My doctor suggested she try to manually flip him and I am open to the idea. She won't do it until I am 39 weeks because she said it can be very stressful on the baby. She also said that if she sent me home there was a chance he would just flip back into the breech position. So, next week we will evaluate where I am and how I feel and if baby is still breech we will schedule to have my dr flip him the first week in April. If it is successful then I will be induced. If not, then I will have a c-section.

Spiritual Slow Down

I have not had much in the way of dreams or astral travel in the last couple of weeks. I feel completely disconnected from Spirit right now. In fact, I have really had no contact with my guides in two weeks. This morning I did wake to one close by - a male I am not familiar with. I had been dreaming of doing tarot readings and building tables, so I suspect that I am being prepared for future events that involve "building", which of course suggests the birth of my baby.

I have had inklings about future dates, however. They just pop into my head without warning and the only thing I know is that they are significant dates.
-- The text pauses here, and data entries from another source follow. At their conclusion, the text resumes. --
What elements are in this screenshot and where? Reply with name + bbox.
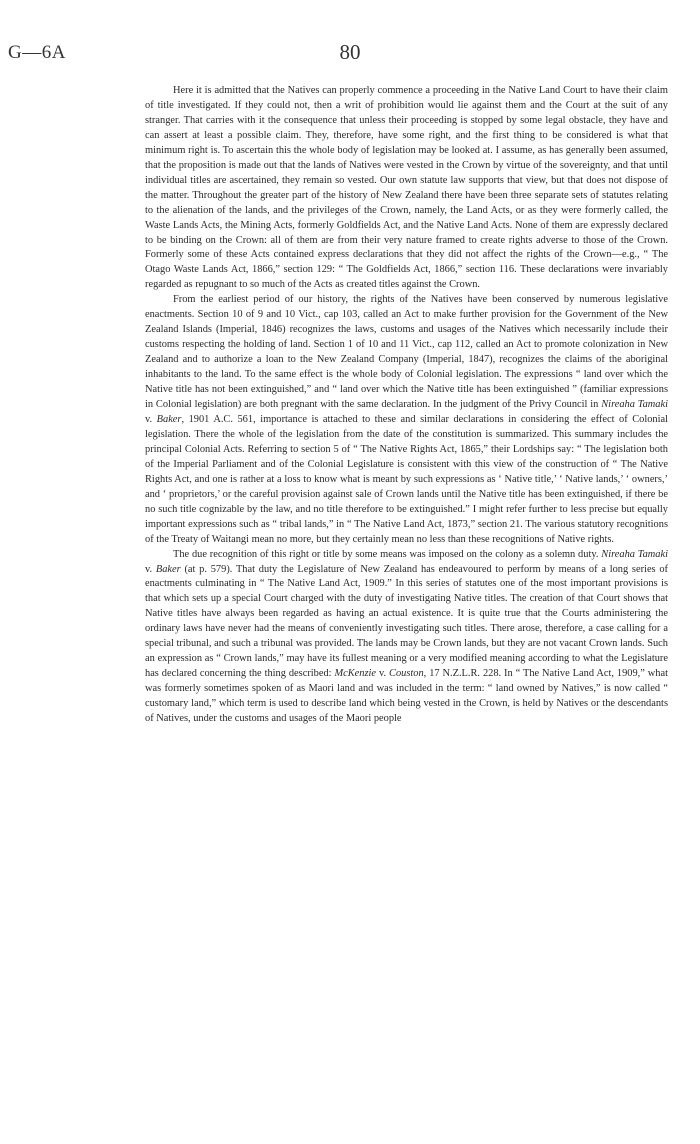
document-reference: G—6A	[8, 42, 66, 63]
paragraph-text: Here it is admitted that the Natives can properly commence a proceeding in the Native Land Court to have their claim of title investigated. If they could not, then a writ of prohibition would lie against them and the Court at the suit of any stranger. That carries with it the consequence that unless their proceeding is stopped by some legal obstacle, they have and can assert at least a possible claim. They, therefore, have some right, and the first thing to be considered is what that minimum right is. To ascertain this the whole body of legislation may be looked at. I assume, as has generally been assumed, that the proposition is made out that the lands of Natives were vested in the Crown by virtue of the sovereignty, and that until individual titles are ascertained, they remain so vested. Our own statute law supports that view, but that does not dispose of the matter. Throughout the greater part of the history of New Zealand there have been three separate sets of statutes relating to the alienation of the lands, and the privileges of the Crown, namely, the Land Acts, or as they were formerly called, the Waste Lands Acts, the Mining Acts, formerly Goldfields Act, and the Native Land Acts. None of them are expressly declared to be binding on the Crown: all of them are from their very nature framed to create rights adverse to those of the Crown. Formerly some of these Acts contained express declarations that they did not affect the rights of the Crown—e.g., “ The Otago Waste Lands Act, 1866,” section 129: “ The Goldfields Act, 1866,” section 116. These declarations were invariably regarded as repugnant to so much of the Acts as created titles against the Crown.	[145, 85, 668, 291]
paragraph	[145, 84, 668, 293]
case-name: Nireaha Tamaki	[601, 548, 668, 560]
case-name: Couston	[389, 668, 424, 680]
paragraph-text: v.	[145, 413, 157, 425]
paragraph-text: v.	[376, 668, 390, 680]
paragraph	[145, 548, 668, 727]
paragraph-text: , 1901 A.C. 561, importance is attached to these and similar declarations in considering the effect of Colonial legislation. There the whole of the legislation from the date of the constitution is summarized. This summary includes the principal Colonial Acts. Referring to section 5 of “ The Native Rights Act, 1865,” their Lordships say: “ The legislation both of the Imperial Parliament and of the Colonial Legislature is consistent with this view of the construction of “ The Native Rights Act, and one is rather at a loss to know what is meant by such expressions as ‘ Native title,’ ‘ Native lands,’ ‘ owners,’ and ‘ proprietors,’ or the careful provision against sale of Crown lands until the Native title has been extinguished, if there be no such title cognizable by the law, and no title therefore to be extinguished.” I might refer further to less precise but equally important expressions such as “ tribal lands,” in “ The Native Land Act, 1873,” section 21. The various statutory recognitions of the Treaty of Waitangi mean no more, but they certainly mean no less than these recognitions of Native rights.	[145, 413, 669, 545]
paragraph-text: The due recognition of this right or title by some means was imposed on the colony as a solemn duty.	[173, 548, 602, 560]
paragraph-text: , 17 N.Z.L.R. 228. In “ The Native Land Act, 1909,” what was formerly sometimes spoken of as Maori land and was included in the term: “ land owned by Natives,” is now called “ customary land,” which term is used to describe land which being vested in the Crown, is held by Natives or the descendants of Natives, under the customs and usages of the Maori people	[145, 668, 668, 725]
paragraph-text: (at p. 579). That duty the Legislature of New Zealand has endeavoured to perform by means of a long series of enactments culminating in “ The Native Land Act, 1909.” In this series of statutes one of the most important provisions is that which sets up a special Court charged with the duty of investigating Native titles. The creation of that Court shows that Native titles have always been regarded as having an actual existence. It is quite true that the Courts administering the ordinary laws have never had the means of conveniently investigating such titles. There arose, therefore, a case calling for a special tribunal, and such a tribunal was provided. The lands may be Crown lands, but they are not vacant Crown lands. Such an expression as “ Crown lands,” may have its fullest meaning or a very modified meaning according to what the Legislature has declared concerning the thing described:	[145, 563, 669, 680]
case-name: Nireaha Tamaki	[601, 399, 668, 411]
case-name: McKenzie	[334, 668, 377, 680]
page-number: 80	[339, 40, 361, 64]
case-name: Baker	[156, 413, 182, 425]
body-text	[145, 84, 668, 727]
case-name: Baker	[155, 563, 181, 575]
paragraph	[145, 293, 668, 547]
paragraph-text: v.	[145, 563, 156, 575]
paragraph-text: From the earliest period of our history, the rights of the Natives have been conserved by numerous legislative enactments. Section 10 of 9 and 10 Vict., cap 103, called an Act to make further provision for the Government of the New Zealand Islands (Imperial, 1846) recognizes the laws, customs and usages of the Natives which necessarily include their customs respecting the holding of land. Section 1 of 10 and 11 Vict., cap 112, called an Act to promote colonization in New Zealand and to authorize a loan to the New Zealand Company (Imperial, 1847), recognizes the claims of the aboriginal inhabitants to the land. To the same effect is the whole body of Colonial legislation. The expressions “ land over which the Native title has not been extinguished,” and “ land over which the Native title has been extinguished ” (familiar expressions in Colonial legislation) are both pregnant with the same declaration. In the judgment of the Privy Council in	[145, 294, 668, 411]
For example, March 17th. Turns out that date was significant in that I got an email from a long-lost cousin who my family had all but given up finding. I was really ecstatic to hear from him for some reason. It felt like it was needed or important for some reason. My excitement has waned now, likely because I am sick, but I am still hopeful about this reconnection.
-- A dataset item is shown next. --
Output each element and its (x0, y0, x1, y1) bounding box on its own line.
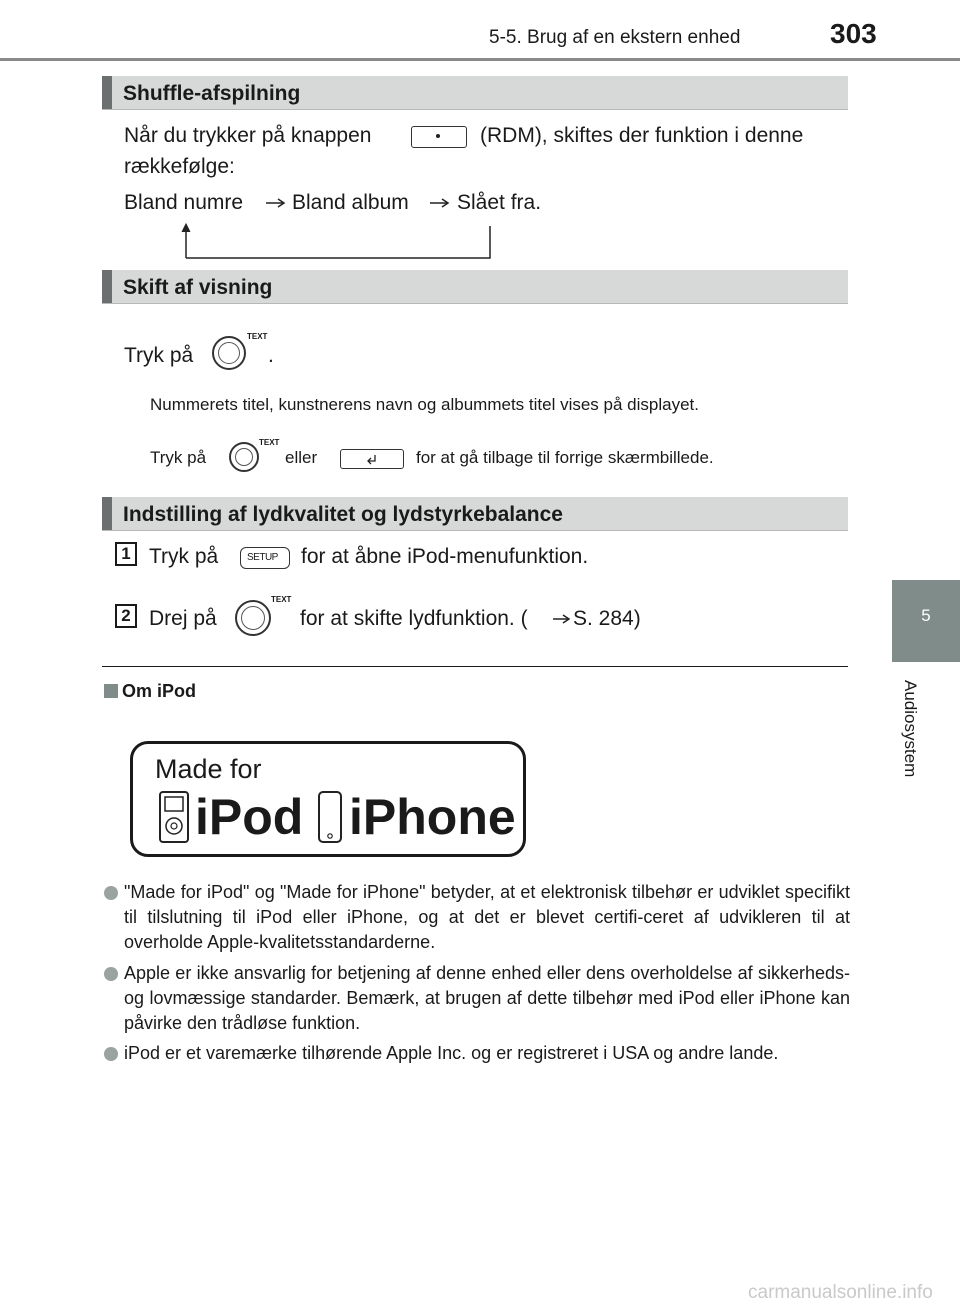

Then next date I heard is March 26th. Since it has yet to come, I will just wait and see, but that is the day of my next doctor appointment. I have no clue if it is significant or not. My guide told me this morning that I do not have much longer before I meet my son and told me that my son enjoys listening to me - my heart, my voice. Perhaps that is why he is in the breech position? It places his head near my heart.

Holding Pattern

So I guess right now I am just in a holding pattern, waiting for baby to arrive so that I can move on with my life. I am lucky that this pregnancy is so easy (despite the illness). I do not ache. I do not have any of the typical side effects of late term pregnancy. I feel normal and even forget I am pregnant until baby karate kicks me. I can still bend over and touch my toes. I can still run and exercise, though at a slower pace. Yeah, I am more tired and lose my cool more frequently, but overall I am not feeling "done" yet with this pregnancy. Usually by now I am begging baby to come out because I am so tired of being pregnant. 

I have had some pretty uncomfortable contractions already, which suggests that baby is preparing to arrive. In fact, two nights in a row I had them for several hours and timed them at about 10 minutes apart. I actually thought at one point that I was going into labor but thankfully they stopped and I was able to to sleep. So who knows, maybe this baby will come on his own before I have a chance to schedule the manual flipping at 39 weeks?

Oh and I am so excited to finally be having a Fire sign baby!! As of Friday, this baby became an Aries. Woo-hoo! I will no longer be the lone fire sign of the family.